Fans can save you a bundle on air conditioning costs if you know how to use them. Scientists, studying human comfort in the 1950s, discovered that people felt about 4 degrees cooler in rapidly moving air stairswithfan.jpgthan in still air because of the wind-chill effect. You can create a wind chill, using ceiling fans, table fans, floor fans, and other circulating fans in occupied rooms of your home. Circulating fans are people-coolers, so it does no good to leave them running in rooms with no people.

Another way to cut air conditioning costs is to fill the house with cooler night air using fans. Your home is a solar collector that sucks up solar heat all day. During heat waves the house itself just gets hotter and hotter. If the outdoor temperature gets cool enough at night, you can use the night air to carry the heat out of your home by running fans all night.

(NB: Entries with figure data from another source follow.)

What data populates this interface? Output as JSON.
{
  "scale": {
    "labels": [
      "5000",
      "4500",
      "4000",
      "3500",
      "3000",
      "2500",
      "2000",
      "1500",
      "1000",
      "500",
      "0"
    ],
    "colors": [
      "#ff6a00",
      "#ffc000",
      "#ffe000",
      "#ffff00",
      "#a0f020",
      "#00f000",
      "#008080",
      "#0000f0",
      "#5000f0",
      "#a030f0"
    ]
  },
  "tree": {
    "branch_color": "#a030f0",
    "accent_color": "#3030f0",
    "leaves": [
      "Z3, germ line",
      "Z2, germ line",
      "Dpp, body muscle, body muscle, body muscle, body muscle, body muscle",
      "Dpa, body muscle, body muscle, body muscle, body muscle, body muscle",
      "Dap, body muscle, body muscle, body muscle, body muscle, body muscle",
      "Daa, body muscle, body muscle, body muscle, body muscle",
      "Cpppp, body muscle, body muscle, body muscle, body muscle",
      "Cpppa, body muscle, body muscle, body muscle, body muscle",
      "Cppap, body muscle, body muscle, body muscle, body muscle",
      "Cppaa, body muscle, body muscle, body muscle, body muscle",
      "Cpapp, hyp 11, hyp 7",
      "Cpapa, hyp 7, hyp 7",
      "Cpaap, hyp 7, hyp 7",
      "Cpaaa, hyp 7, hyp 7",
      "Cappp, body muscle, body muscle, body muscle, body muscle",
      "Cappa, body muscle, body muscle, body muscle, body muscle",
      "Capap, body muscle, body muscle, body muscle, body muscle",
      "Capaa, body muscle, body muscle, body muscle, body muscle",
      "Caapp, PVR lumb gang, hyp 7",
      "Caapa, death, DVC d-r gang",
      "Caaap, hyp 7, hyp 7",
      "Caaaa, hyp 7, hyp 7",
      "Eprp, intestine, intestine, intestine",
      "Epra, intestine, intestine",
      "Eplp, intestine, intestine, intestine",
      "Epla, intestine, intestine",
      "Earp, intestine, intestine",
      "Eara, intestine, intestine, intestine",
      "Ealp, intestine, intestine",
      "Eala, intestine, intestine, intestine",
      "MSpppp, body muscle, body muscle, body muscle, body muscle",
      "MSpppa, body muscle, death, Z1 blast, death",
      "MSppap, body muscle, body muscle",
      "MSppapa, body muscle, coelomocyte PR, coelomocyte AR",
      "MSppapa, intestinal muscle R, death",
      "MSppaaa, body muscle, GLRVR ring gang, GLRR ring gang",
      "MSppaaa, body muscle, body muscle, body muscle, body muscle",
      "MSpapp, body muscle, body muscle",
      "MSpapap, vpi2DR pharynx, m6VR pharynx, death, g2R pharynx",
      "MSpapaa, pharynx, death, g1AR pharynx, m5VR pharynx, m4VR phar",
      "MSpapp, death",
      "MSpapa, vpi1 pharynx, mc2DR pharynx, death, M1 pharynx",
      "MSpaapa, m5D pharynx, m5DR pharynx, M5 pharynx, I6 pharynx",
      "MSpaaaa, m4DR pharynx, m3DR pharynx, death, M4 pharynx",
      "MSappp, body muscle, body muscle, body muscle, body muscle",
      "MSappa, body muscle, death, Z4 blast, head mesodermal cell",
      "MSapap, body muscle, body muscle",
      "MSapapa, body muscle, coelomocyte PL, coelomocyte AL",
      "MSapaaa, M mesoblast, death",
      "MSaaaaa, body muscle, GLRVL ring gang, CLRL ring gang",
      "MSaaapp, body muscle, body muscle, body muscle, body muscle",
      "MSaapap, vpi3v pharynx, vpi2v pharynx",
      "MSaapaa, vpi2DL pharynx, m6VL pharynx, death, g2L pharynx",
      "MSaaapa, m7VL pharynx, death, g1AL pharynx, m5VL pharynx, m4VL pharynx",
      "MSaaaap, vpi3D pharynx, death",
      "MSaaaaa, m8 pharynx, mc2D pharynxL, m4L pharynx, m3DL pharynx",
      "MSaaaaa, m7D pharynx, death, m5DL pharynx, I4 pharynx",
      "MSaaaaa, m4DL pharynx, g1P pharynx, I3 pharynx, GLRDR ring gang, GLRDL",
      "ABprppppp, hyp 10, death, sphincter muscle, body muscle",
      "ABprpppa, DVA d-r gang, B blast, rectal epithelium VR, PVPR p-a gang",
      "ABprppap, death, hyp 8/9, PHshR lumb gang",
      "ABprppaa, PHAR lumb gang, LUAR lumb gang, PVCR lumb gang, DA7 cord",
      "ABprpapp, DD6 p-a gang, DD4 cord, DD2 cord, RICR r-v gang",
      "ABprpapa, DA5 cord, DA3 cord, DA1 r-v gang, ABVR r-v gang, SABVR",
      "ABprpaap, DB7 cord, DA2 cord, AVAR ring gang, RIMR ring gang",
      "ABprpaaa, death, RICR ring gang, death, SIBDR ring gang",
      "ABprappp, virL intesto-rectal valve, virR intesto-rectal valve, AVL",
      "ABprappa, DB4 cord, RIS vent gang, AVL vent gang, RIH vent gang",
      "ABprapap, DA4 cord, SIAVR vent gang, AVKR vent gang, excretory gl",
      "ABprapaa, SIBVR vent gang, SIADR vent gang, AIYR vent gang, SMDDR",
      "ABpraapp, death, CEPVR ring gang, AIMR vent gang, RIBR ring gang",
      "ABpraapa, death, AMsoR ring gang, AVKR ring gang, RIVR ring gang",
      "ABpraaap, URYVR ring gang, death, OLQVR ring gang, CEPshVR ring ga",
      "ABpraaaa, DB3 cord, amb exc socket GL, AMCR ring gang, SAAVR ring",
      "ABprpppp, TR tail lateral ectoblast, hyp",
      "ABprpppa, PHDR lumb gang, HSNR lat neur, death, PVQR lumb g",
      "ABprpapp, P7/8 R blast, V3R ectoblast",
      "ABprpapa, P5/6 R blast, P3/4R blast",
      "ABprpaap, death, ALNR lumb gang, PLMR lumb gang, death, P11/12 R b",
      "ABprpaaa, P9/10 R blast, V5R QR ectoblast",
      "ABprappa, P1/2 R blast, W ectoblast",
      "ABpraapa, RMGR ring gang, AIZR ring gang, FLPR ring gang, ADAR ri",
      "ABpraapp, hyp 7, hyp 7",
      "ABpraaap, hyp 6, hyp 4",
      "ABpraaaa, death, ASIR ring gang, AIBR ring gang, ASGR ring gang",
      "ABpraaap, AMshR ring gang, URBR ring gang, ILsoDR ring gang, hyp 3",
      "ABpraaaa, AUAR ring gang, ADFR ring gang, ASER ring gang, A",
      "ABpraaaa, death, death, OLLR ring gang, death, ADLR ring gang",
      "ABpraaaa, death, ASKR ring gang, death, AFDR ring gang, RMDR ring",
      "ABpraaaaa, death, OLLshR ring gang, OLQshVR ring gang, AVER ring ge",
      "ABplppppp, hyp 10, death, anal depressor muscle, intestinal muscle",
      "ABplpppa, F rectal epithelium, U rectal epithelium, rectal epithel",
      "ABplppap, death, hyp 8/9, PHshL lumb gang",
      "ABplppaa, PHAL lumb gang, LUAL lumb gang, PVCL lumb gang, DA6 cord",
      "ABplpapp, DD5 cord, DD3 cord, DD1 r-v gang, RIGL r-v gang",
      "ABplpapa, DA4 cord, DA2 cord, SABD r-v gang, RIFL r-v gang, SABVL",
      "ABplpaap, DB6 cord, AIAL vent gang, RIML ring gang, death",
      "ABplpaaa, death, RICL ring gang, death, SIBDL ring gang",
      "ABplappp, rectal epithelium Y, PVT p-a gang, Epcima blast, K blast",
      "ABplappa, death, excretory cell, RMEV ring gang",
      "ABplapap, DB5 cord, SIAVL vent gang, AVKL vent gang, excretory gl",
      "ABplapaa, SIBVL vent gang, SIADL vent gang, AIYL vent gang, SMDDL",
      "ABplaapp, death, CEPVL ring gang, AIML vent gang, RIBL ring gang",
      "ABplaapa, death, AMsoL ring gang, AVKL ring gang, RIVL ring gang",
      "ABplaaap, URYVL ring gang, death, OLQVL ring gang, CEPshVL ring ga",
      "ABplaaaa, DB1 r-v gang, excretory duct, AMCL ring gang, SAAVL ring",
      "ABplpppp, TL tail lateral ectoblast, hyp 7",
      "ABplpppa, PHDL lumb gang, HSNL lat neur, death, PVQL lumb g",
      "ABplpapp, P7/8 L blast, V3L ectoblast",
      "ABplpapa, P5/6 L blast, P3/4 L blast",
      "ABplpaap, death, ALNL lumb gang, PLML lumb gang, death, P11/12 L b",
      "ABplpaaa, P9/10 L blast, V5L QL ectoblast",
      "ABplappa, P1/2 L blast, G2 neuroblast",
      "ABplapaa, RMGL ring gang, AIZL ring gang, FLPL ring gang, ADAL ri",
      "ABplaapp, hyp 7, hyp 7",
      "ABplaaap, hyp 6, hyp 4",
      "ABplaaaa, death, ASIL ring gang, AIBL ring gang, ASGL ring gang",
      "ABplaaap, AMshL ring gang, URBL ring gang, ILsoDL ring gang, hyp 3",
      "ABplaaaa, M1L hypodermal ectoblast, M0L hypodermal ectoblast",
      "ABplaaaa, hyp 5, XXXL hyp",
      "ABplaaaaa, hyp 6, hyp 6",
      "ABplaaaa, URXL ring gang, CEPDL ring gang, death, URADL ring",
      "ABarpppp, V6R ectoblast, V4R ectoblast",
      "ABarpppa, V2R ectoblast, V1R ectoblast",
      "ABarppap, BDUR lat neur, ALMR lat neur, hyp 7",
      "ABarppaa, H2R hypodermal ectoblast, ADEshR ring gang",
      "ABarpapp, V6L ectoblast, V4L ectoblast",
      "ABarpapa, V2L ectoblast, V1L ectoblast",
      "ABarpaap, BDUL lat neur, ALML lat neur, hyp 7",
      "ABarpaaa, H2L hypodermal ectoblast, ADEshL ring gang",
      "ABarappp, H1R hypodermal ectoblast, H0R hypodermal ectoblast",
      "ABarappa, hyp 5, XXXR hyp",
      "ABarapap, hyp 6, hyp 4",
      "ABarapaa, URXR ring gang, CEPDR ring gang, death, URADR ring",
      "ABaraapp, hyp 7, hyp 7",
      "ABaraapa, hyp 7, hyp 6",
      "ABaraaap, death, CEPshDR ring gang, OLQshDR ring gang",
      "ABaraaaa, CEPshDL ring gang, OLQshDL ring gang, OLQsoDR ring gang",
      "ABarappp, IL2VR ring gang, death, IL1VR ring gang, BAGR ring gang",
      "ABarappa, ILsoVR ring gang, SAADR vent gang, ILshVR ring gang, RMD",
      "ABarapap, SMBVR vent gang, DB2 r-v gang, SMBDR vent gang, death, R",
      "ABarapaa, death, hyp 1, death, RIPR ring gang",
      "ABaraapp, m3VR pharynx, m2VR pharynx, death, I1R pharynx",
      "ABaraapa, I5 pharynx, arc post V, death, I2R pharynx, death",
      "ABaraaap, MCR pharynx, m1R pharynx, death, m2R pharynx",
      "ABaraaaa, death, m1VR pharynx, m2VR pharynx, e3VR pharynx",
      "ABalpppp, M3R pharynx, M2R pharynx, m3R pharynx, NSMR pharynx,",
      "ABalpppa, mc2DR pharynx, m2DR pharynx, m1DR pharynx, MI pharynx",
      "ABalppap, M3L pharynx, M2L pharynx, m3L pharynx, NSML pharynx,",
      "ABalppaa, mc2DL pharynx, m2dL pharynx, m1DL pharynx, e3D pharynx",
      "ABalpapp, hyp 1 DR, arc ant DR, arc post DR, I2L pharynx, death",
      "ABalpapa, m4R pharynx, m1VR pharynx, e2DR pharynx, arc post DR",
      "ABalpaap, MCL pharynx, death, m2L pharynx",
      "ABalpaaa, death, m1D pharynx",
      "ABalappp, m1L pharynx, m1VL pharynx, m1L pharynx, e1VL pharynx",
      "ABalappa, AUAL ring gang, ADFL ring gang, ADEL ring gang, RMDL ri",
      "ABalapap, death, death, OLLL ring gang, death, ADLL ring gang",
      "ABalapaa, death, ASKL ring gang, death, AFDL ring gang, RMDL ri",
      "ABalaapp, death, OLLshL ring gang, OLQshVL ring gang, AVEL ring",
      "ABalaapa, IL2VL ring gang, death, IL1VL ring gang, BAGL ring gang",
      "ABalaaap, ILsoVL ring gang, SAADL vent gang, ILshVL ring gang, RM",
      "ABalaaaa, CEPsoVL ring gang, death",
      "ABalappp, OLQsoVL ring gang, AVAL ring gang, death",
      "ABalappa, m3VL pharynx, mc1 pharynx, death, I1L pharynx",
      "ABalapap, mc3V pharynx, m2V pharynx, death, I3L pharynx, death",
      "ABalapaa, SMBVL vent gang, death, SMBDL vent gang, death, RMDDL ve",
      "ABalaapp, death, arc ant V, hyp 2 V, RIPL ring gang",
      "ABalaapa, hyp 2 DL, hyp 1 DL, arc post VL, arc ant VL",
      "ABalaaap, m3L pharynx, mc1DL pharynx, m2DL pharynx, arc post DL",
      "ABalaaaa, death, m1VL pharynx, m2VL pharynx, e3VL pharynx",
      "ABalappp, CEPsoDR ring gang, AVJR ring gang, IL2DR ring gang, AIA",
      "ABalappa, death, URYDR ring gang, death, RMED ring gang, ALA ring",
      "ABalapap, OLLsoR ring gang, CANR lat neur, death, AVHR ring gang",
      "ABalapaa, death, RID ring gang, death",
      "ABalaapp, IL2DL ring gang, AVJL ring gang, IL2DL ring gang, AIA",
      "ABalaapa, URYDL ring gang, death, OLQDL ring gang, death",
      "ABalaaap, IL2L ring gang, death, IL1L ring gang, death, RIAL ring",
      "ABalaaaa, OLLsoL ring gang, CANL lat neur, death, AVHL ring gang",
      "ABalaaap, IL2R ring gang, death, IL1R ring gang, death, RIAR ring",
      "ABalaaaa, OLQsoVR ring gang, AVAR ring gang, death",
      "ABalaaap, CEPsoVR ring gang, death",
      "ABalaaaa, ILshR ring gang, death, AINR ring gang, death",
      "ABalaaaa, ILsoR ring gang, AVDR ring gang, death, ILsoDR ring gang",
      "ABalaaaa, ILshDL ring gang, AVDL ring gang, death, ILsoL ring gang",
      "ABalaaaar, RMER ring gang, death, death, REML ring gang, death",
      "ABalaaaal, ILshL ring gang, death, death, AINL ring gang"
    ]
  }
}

Whole-house fans and window fans are used for flushing the home with cool night air. A whole house fan is a large specially designed fan, installed in the ceiling. The whole-house fan blows house air into the attic, where the air exits through oversized attic vents. Or instead, you can use one or several window fans. A window fan may be pointed to blow air into or out of the house. Push air in at some cool outdoor location facing the prevailing winds. Use another window fan to pull air out on the home's leeward side (side of the home not facing the wind). Experiment with different configurations of fans to see which works best.

Night-flushing with fans works best in drier climates where the outdoor temperature dips into the low 70s or below at night. Don't worry about over-cooling your home. Just wear a sweatshirt in the morning. And in the morning, close the windows and drapes before the outdoors heats up to preserve your cooled indoor environment-hopefully until the afternoon.